Before a meeting of the International Syrian Support Group (ISSG) that was scheduled to take place late Sept. 22 in New York, and after the U.N. Security Council face-off, Kerry and Lavrov talked first by telephone “at the initiative of the Americans” and then met in person, accompanied by their delegations, the Russian Foreign Ministry said. 

US denies Russia’s drone allegations

Meanwhile, the Pentagon on Sept. 21 strongly denied Russia’s claim that a U.S.-led coalition Predator drone was in the air over an aid convoy in Syria when it was attacked.

“None of our aircraft - manned or unmanned, U.S. or coalition - were anywhere in the vicinity of Aleppo when the strike against the humanitarian convoy occurred,” Pentagon spokesman Navy Captain Jeff Davis said.

Trucks carrying food and medical equipment from the United Nations and other agencies were unloading aid into a warehouse in Orum al-Kubra, a town in Aleppo province, when a deadly attack killed around 20 civilians late Sept. 19.

The Pentagon remarks came after Russia had insinuated that the coalition drone may have been involved in the strike. Moscow released the aircraft’s purported air speed and altitude as well as its location over Orum al-Kubra shortly before the strike.   
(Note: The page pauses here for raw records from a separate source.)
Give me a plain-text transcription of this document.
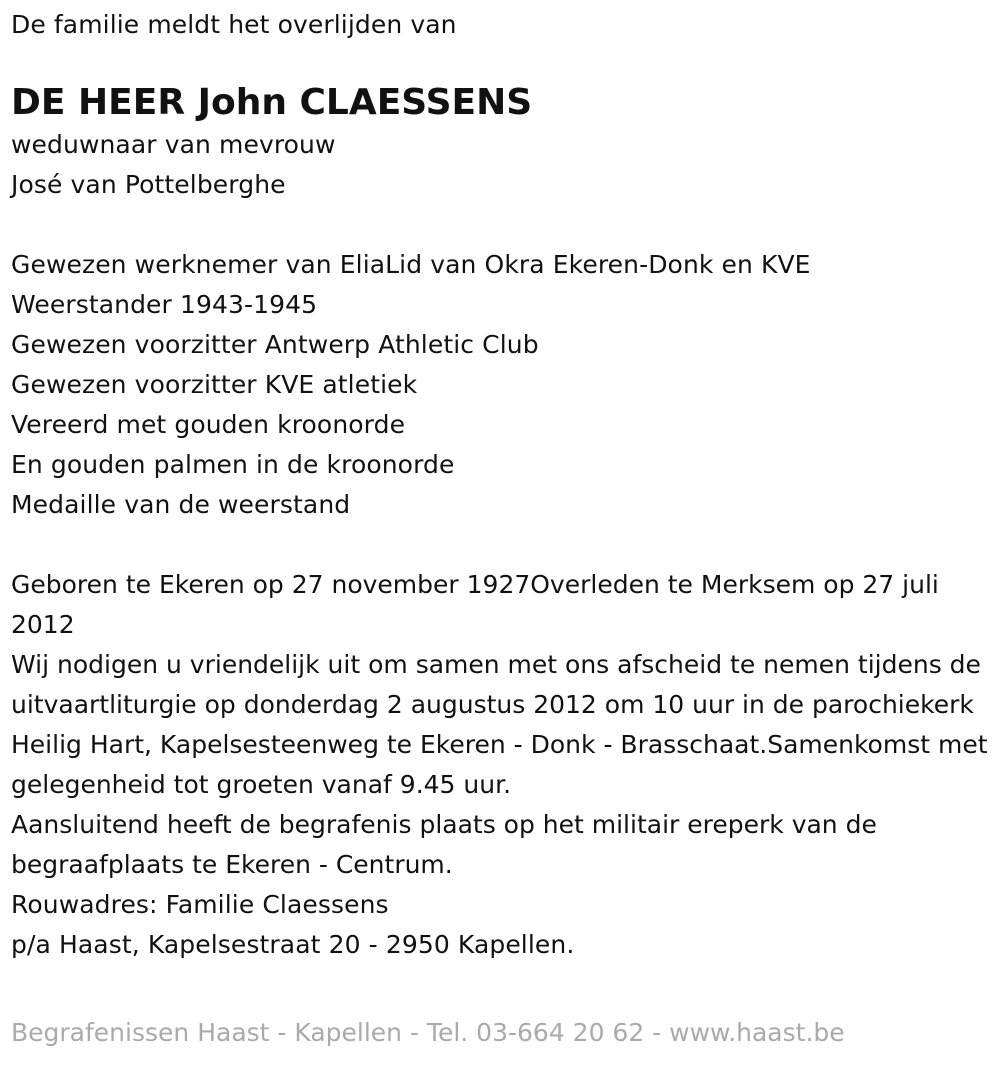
De familie meldt het overlijden van
DE HEER John CLAESSENS
weduwnaar van mevrouw
José van Pottelberghe
Gewezen werknemer van EliaLid van Okra Ekeren-Donk en KVE
Weerstander 1943-1945
Gewezen voorzitter Antwerp Athletic Club
Gewezen voorzitter KVE atletiek
Vereerd met gouden kroonorde
En gouden palmen in de kroonorde
Medaille van de weerstand
Geboren te Ekeren op 27 november 1927Overleden te Merksem op 27 juli 2012
Wij nodigen u vriendelijk uit om samen met ons afscheid te nemen tijdens de uitvaartliturgie op donderdag 2 augustus 2012 om 10 uur in de parochiekerk Heilig Hart, Kapelsesteenweg te Ekeren - Donk - Brasschaat.Samenkomst met gelegenheid tot groeten vanaf 9.45 uur.
Aansluitend heeft de begrafenis plaats op het militair ereperk van de begraafplaats te Ekeren - Centrum.
Rouwadres: Familie Claessens
p/a Haast, Kapelsestraat 20 - 2950 Kapellen.
Begrafenissen Haast - Kapellen - Tel. 03-664 20 62 - www.haast.be
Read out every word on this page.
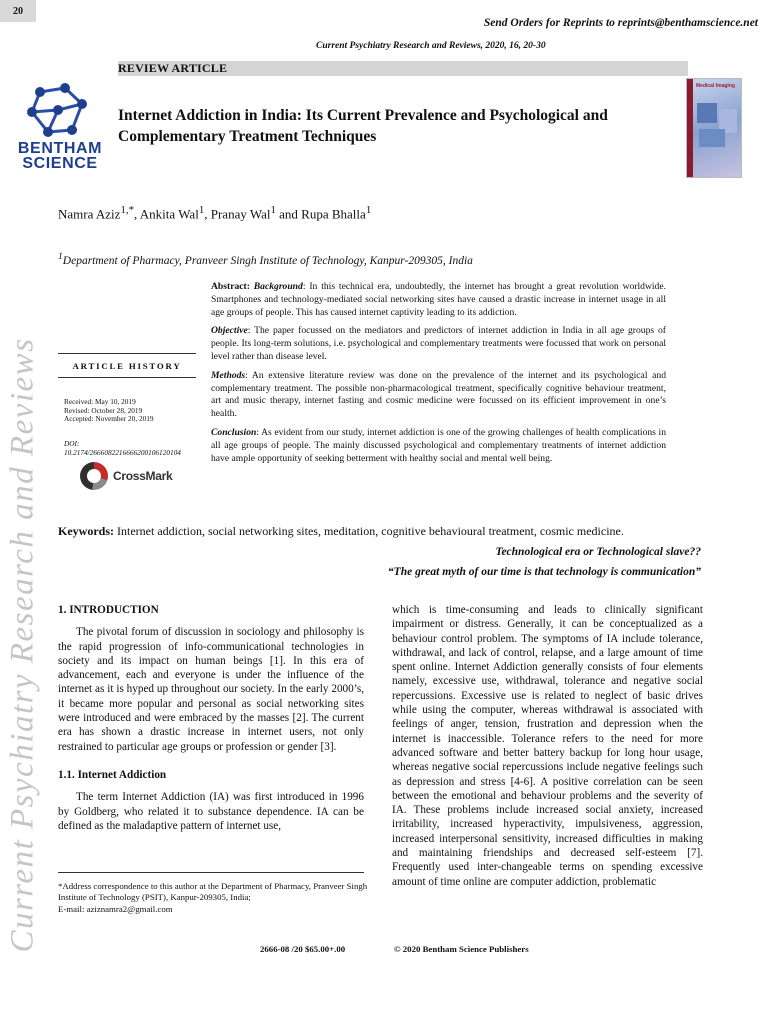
20
Send Orders for Reprints to reprints@benthamscience.net
Current Psychiatry Research and Reviews, 2020, 16, 20-30
REVIEW ARTICLE
BENTHAM
SCIENCE
Internet Addiction in India: Its Current Prevalence and Psychological and Complementary Treatment Techniques
Medical Imaging
Namra Aziz$^{1,*}$, Ankita Wal$^1$, Pranay Wal$^1$ and Rupa Bhalla$^1$
$^1$Department of Pharmacy, Pranveer Singh Institute of Technology, Kanpur-209305, India
Current Psychiatry Research and Reviews	ARTICLE HISTORY
Received: May 10, 2019
Revised: October 28, 2019
Accepted: November 20, 2019
DOI:
10.2174/2666082216666200106120104
CrossMark

Abstract: Background: In this technical era, undoubtedly, the internet has brought a great revolution worldwide. Smartphones and technology-mediated social networking sites have caused a drastic increase in internet usage in all age groups of people. This has caused internet captivity leading to its addiction.

Objective: The paper focussed on the mediators and predictors of internet addiction in India in all age groups of people. Its long-term solutions, i.e. psychological and complementary treatments were focussed that work on personal level rather than disease level.

Methods: An extensive literature review was done on the prevalence of the internet and its psychological and complementary treatment. The possible non-pharmacological treatment, specifically cognitive behaviour treatment, art and music therapy, internet fasting and cosmic medicine were focussed on its efficient improvement in one’s health.

Conclusion: As evident from our study, internet addiction is one of the growing challenges of health complications in all age groups of people. The mainly discussed psychological and complementary treatments of internet addiction have ample opportunity of seeking betterment with healthy social and mental well being.

Keywords: Internet addiction, social networking sites, meditation, cognitive behavioural treatment, cosmic medicine.
Technological era or Technological slave??
“The great myth of our time is that technology is communication”
1. INTRODUCTION

The pivotal forum of discussion in sociology and philosophy is the rapid progression of info-communicational technologies in society and its impact on human beings [1]. In this era of advancement, each and everyone is under the influence of the internet as it is hyped up throughout our society. In the early 2000’s, it became more popular and personal as social networking sites were introduced and were embraced by the masses [2]. The current era has shown a drastic increase in internet users, not only restrained to particular age groups or profession or gender [3].

1.1. Internet Addiction

The term Internet Addiction (IA) was first introduced in 1996 by Goldberg, who related it to substance dependence. IA can be defined as the maladaptive pattern of internet use,

which is time-consuming and leads to clinically significant impairment or distress. Generally, it can be conceptualized as a behaviour control problem. The symptoms of IA include tolerance, withdrawal, and lack of control, relapse, and a large amount of time spent online. Internet Addiction generally consists of four elements namely, excessive use, withdrawal, tolerance and negative social repercussions. Excessive use is related to neglect of basic drives while using the computer, whereas withdrawal is associated with feelings of anger, tension, frustration and depression when the internet is inaccessible. Tolerance refers to the need for more advanced software and better battery backup for long hour usage, whereas negative social repercussions include negative feelings such as depression and stress [4-6]. A positive correlation can be seen between the emotional and behaviour problems and the severity of IA. These problems include increased social anxiety, increased irritability, increased hyperactivity, impulsiveness, aggression, increased interpersonal sensitivity, increased difficulties in making and maintaining friendships and decreased self-esteem [7]. Frequently used inter-changeable terms on spending excessive amount of time online are computer addiction, problematic

*Address correspondence to this author at the Department of Pharmacy, Pranveer Singh Institute of Technology (PSIT), Kanpur-209305, India;
E-mail: aziznamra2@gmail.com
2666-08 /20 $65.00+.00	© 2020 Bentham Science Publishers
Earlier on Sept. 21, U.S. officials told AFP that two Russian SU-24 warplanes were operating in the area where the aid convoy was struck, and one of them was directly above the convoy when it was hit.  

Russia to dispatch aircraft carrier to Med Sea

Russian Defense Minister Sergei Shoigu said Sept. 21 that Moscow was dispatching its flagship aircraft carrier, the Admiral Kuznetsov, to bolster its forces in the eastern Mediterranean off Syria.

Huge blazes erupted in Syria’s Aleppo as the city was rocked by fighting and air strikes on Sept. 22, ahead of last-ditch efforts by world powers to salvage a failed cease-fire.

Heavy clashes gripped the outskirts of Aleppo, after air strikes triggered major fires across the city’s devastated rebel-held districts.

An AFP correspondent in the eastern Bustan al-Qasr neighborhood reported that his entire street was in flames following the pre-dawn strikes.

Volunteer firefighters battled throughout the night to contain the blazes, which local activists at the Aleppo Media Centre said were caused by “incendiary phosphorous bombs.”  

More than 120 rebels and dozens of their relatives on Sept. 22 left the last rebel-held district of Syria’s Homs city under a deal with the regime, the governor said.  The group was the second wave of fighters to leave the Waer neighborhood under an agreement reached between opposition and government forces in December 2015.

The U.N. appealed to Syrian President Bashar al-Assad and rebel groups on Sept. 21 to allow aid convoys to enter eastern Aleppo as U.N. relief operations in Syria resumed after a 48-hour suspension due to a deadly attack. 

A U.N. convoy loaded with medical and other supplies was heading to the rebel-held besieged Damascus suburb of Mouadamiya. The U.N hopes to send others to besieged areas in Idlib and near the Lebanese border in coming days.